Anything High priority with no test is the first thing you add after the audit.

Step 3: Identify flaky assertions

Flaky evals are the worst kind — they create false confidence when they pass and false alarms when they fail. A failing CI job that turns out to be a flaky eval teaches your team to ignore CI failures.

Signs a test is flaky:

It passes sometimes and fails sometimes with identical input (temperature > 0 in your eval runner)
It uses LLM-as-judge with a vague criteria ("is this helpful?")
It relies on exact substring matching for content that could be phrased many ways
It assumes a specific output length that can legitimately vary

Check each test: would it pass consistently if you ran it ten times? If not, either fix the assertion or mark it as a monitored test (run nightly, not in CI).

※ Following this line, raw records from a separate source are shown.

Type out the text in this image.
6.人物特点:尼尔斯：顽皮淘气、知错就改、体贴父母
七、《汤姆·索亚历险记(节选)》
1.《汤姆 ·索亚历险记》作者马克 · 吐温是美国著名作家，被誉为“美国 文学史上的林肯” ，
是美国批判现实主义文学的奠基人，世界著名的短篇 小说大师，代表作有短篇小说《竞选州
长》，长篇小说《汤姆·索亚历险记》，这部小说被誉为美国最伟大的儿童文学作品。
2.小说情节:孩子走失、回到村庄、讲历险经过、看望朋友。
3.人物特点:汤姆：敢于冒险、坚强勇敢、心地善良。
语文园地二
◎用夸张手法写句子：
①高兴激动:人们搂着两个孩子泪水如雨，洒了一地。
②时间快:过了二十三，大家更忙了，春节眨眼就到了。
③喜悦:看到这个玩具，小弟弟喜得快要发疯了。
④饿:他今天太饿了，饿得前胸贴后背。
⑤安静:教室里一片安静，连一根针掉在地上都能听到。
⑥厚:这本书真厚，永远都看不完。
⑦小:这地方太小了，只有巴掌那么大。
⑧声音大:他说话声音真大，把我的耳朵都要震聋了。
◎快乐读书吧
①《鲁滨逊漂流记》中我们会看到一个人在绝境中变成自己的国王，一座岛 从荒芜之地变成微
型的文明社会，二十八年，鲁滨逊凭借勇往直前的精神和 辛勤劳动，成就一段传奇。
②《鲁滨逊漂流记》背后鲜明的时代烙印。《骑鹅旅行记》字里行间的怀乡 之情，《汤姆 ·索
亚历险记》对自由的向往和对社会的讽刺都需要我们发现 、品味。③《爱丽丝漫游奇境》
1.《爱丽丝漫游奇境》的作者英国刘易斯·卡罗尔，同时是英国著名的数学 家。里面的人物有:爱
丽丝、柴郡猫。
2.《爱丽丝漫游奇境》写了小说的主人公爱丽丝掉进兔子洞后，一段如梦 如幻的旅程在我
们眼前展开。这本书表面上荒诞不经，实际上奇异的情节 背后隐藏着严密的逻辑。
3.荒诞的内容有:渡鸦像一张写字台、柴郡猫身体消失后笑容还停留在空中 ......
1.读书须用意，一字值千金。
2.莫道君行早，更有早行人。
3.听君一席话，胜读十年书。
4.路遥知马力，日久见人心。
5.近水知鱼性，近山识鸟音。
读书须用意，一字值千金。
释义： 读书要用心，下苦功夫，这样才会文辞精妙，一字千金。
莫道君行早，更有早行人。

def run_flakiness_check(case: EvalCase, runs: int = 10) -> dict:
    """Run a case multiple times to detect flakiness."""
    import anthropic
    client = anthropic.Anthropic()

    results = []
    for i in range(runs):
        response = client.messages.create(
            model="claude-sonnet-4-6",
            max_tokens=512,
            system=case.system_prompt,
            messages=[{"role": "user", "content": case.user_message}]
        )
        output = response.content[0].text
        passed = case.assert_fn(output)
        results.append(passed)

    pass_rate = sum(results) / len(results)
    return {
        "case": case.name,
        "pass_rate": pass_rate,
        "flaky": pass_rate < 1.0 and pass_rate > 0.0,
        "runs": results
    }

Run this on your top 10-20 most important cases. Anything with a pass rate below 95% is flaky and needs attention.

CI-readiness threshold: if more than 2 of your top 10 cases show a pass rate below 95%, your suite is not CI-ready. Fix the flaky cases or mark them as monitored (nightly-only) before you let this gate production deploys — a CI that fails intermittently stops being trusted, and engineers start merging around it.

Step 4: Check your golden dataset currency

Most eval suites include a golden dataset: question-answer pairs where you know the right answer. This dataset ages. If your prompt has changed since you wrote the golden answers, the answers may no longer be what your system should produce.

For each item in your golden dataset, ask:

Is this question still representative of real user input?
Is this answer still what the current system prompt would produce for a perfect response?
Has anything about your system (prompt, retrieval, tools) changed in ways that make this answer wrong?

A golden dataset that hasn't been reviewed in six months is almost certainly stale.

Step 5: Check for missing regression tests

Look at your last three months of production bugs. For each one:

Could your eval suite have caught it before it shipped?
Did you add a test for it after it happened?

If the answer to (2) is "no," add it now. Every production bug that doesn't become an eval case is a bug waiting to happen again.

If the answer to (1) is "no — not catchable by an eval," ask why. Some failures are genuinely hard to test (emergent behavior across many turns, user-specific edge cases). But often, a more creative assertion could have caught it.

What a healthy eval suite looks like

Deterministic fast path — format, structure, and key content checks that run in seconds. These block CI on every PR.
LLM-judge medium path — quality checks with specific, calibrated criteria. Run nightly or on main branch.
Regression cases — one test per production bug. Never deleted.
Adversarial cases — at least 5-10 inputs designed to break the system. Reviewed quarterly.
Golden dataset — reviewed every time the system prompt changes significantly.
Flakiness budget — any test with <95% pass rate across 10 runs is fixed or moved to monitored.

The audit is not a one-time process. Run it quarterly, or any time you make a major change to the system prompt or retrieval pipeline.

Related: Writing evals that catch regressions — the foundational implementation guide before auditing. Evaluating multi-agent systems — evaluation patterns specific to multi-agent pipelines.

Try this today: pick the five failure modes you most dread from Step 1 above. Write them down without looking at your current tests. Then check whether you have tests for each one. If you're missing two or more, start there.